So my Dear, as I stumble over all the images that has come out of all our walks, of all our talks, - the sun set in Stanly Park, the stroll through the mean, homeless, drug infested streets of Vancouver's Main and Hasting area, China Town and the canoeing, walking in, and the dunking of the Lady, in the drink ( of Pit Lake's tributary ), as well as the exploring - through the jungle - of a mini falls, hidden between some mountains, and the long treck back - I have been left confused, uncertain and in the dark - as much so today ( this very moment ) as I was the first time we talked - at the west end of Prairie Avenue - in the spring .
And then came July 14th and I was smitten, by you, and surprised by your invitation to join you and your dogs for a walk that turned, my otherwise dull day, into that pot of gold at the end of a beautiful rainbow. I thought of plots, of brighter days, of companionship, of human touch - emotional, physical - of even possibly, LOVE. All my Dear, but the ravings of a helpless romantic, an old fool who has yet to accept the fact that the hand of fate and by his own hand, have closed the doors on such a foolish old mans dreams of happyness with another - YOU !

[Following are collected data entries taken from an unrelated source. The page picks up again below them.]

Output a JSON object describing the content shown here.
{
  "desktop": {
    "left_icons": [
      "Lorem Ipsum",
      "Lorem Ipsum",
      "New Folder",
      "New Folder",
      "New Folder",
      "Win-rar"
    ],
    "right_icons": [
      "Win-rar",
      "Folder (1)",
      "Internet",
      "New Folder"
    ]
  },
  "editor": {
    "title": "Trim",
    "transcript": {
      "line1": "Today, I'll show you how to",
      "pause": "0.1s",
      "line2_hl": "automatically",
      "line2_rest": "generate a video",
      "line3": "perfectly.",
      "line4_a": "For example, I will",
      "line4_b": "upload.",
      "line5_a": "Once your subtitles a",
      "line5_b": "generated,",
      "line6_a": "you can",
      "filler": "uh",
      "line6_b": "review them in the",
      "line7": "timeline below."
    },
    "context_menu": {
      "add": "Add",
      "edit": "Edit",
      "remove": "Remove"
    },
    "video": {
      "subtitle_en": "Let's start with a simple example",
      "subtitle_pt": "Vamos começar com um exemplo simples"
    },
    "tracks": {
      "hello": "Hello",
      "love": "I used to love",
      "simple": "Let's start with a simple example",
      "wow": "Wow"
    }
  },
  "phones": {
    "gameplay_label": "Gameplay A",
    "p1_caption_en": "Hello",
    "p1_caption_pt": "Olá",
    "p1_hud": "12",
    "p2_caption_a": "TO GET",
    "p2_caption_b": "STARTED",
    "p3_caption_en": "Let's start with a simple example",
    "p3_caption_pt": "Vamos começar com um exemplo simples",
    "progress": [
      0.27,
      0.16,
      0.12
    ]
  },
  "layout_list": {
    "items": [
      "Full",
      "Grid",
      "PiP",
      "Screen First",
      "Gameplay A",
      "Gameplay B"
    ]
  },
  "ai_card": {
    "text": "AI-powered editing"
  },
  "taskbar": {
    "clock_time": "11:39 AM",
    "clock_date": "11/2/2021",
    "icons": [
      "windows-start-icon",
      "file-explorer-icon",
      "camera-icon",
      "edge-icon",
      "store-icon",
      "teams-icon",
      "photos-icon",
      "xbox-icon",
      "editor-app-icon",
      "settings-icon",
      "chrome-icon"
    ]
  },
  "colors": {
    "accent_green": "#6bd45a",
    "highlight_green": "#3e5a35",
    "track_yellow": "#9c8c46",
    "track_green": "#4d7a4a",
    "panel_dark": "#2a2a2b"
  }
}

From these blind eyes Monica, I have seen so many events - could they all have been coincidences ? - that have brought me into your presence. Is it a sign ?, is it fate playing with my head ( being cruel ?), has destiny brought us together or are we just two alone people looking, and each but a temperary gift to lighten the load, to light the road for one another untill your dreams have found their way back to all you hold so dear and desire for and mine drift off into the ether of black hole emptyness where there will be no hope, no future, no intimacy to bring a closeness of soul and heart, no physical connection to sooth the restless spirit, no passionate moments that will bring a hug, a touch, a kiss, no passionate moments holding hands, touching cheeks, eyes, hair, sitting quietly among mother natures gifts - warm nights watching sun's light fade into crimsons, reds, oranges, purples, light shades of blue - as darker becomes the hue that surrounds these two wandering souls, as they - in my imagination and desire - dance among these fading colours, reaching into the depths of each others psyche, heart, soul, spirit and light the fading fires - the setting sun draws from ( on it's journey ) - to worm their days and their nights.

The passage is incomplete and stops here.